Why should we rid ourselves of this outdated and cumbersome expression of republicanism?
“The main impact of the midterm election in the modern era has been to weaken the president, the only government official (other than the powerless vice president) elected by the entire nation.”
Heaven forbid that anything would ever – ever – weaken the power of the chief executive.
Perhaps someone should point out to Prof. Schanzer that the President of the United States is actually elected by the people acting through the states (See: College, Electoral) and not simply selected “by the entire nation.”
The founding fathers were skeptics of human nature, and they understood that people like power, and people are self-interested. They thus devised a system that balanced the pursuit of power by people in government with the pursuit of self-interest by people out of government. The tension between the two is resolved in elections.

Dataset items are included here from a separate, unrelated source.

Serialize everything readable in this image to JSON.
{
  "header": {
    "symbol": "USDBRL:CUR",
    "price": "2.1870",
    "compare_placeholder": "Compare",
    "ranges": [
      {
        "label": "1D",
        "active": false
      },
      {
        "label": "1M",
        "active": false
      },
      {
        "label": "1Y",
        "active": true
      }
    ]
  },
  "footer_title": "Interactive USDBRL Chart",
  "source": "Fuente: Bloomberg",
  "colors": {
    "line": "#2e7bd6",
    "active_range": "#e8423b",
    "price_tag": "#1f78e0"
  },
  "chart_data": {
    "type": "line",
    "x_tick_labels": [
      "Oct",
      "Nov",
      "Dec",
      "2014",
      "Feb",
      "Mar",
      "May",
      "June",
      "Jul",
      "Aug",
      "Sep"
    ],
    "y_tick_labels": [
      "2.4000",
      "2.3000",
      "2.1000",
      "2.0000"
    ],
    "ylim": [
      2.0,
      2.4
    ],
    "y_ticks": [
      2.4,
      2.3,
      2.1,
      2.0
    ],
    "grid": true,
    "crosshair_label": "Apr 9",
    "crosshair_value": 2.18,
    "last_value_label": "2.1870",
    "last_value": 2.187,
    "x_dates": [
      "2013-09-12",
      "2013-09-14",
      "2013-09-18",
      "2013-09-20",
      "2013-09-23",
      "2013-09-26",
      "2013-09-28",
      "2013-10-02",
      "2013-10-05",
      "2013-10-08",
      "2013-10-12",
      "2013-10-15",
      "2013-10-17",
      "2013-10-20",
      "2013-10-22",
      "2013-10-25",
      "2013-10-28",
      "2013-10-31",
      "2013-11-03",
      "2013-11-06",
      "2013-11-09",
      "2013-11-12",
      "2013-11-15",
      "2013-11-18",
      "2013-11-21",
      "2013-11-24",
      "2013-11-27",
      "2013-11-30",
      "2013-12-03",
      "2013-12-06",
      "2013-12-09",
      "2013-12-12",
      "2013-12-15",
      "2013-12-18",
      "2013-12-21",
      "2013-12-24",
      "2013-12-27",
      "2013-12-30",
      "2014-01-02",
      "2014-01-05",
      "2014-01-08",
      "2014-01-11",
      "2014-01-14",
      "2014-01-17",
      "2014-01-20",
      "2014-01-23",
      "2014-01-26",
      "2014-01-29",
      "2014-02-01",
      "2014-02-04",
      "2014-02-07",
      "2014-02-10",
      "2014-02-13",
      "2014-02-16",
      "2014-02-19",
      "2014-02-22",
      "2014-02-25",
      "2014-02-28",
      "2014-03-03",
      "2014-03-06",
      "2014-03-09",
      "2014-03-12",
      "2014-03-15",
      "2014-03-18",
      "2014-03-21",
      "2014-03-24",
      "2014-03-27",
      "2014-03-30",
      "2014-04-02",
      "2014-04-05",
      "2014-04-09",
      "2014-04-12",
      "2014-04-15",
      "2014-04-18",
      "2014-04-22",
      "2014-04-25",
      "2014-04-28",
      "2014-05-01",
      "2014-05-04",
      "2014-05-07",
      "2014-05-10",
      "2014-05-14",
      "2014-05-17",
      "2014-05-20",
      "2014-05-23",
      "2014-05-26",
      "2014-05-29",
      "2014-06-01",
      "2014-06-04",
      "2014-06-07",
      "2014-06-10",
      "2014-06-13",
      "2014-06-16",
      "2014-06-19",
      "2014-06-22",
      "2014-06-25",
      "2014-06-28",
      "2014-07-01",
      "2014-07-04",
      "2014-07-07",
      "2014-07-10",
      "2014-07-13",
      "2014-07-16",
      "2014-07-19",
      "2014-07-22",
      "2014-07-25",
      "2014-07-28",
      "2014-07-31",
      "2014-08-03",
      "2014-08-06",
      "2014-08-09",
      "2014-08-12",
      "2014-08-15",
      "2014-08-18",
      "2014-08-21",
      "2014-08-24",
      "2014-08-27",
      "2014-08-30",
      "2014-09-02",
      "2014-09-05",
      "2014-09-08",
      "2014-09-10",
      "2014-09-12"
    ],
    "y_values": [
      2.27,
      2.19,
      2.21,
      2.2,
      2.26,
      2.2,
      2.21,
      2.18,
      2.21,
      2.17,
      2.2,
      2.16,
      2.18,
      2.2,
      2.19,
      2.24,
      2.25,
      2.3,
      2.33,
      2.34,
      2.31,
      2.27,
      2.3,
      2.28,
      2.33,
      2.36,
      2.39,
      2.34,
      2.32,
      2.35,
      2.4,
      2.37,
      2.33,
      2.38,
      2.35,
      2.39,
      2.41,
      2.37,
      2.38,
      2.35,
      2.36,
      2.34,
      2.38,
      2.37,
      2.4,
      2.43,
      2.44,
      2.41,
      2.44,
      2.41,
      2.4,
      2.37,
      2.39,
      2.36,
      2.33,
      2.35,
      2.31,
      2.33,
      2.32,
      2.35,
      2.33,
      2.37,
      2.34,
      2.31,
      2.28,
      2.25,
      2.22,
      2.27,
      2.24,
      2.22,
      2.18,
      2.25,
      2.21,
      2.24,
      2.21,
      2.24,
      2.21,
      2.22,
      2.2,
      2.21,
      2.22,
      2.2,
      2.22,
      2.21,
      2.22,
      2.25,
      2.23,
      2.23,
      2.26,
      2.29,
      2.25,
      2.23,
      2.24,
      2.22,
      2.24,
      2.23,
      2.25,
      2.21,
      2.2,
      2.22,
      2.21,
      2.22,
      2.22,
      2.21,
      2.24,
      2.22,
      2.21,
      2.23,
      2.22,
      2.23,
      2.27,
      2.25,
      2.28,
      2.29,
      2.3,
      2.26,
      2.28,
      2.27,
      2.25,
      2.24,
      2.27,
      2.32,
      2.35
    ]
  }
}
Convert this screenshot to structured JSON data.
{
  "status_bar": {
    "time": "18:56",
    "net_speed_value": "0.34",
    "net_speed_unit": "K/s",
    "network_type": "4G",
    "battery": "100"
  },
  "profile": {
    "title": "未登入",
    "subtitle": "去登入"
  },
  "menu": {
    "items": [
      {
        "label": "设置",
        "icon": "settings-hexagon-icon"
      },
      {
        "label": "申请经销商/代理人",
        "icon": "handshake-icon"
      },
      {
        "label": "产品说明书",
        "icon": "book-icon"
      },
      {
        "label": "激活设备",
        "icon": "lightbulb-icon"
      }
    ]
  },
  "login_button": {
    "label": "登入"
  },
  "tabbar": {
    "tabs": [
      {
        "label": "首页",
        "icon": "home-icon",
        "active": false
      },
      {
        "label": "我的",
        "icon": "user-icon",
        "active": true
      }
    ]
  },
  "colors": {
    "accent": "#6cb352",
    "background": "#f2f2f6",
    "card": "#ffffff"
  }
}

Federalist Number 52 explains the reason that U.S. House members were given two-year terms:
“As it is essential to liberty that the government in general should have a common interest with the people, so it is particularly essential that the branch of it under consideration should have an immediate dependence on, and an intimate sympathy with, the people. Frequent elections are unquestionably the only policy by which this dependence and sympathy can be effectually secured.”
Liberals make much ado about democracy, but this op-ed in The New York Times reveals the ultimate hypocrisy of liberalism: While dispensing platitudes about individual rights they prefer to concentrate power in a supposedly benevolent and all-wise paternal government.
If elections are such a bother, why stop with eliminating the midterms? Why not rid the nation of the tumult and expense of presidential election cycles by making that office hereditary? If 2016 features a Clinton running against a Bush (again), perhaps that will have effectively taken place.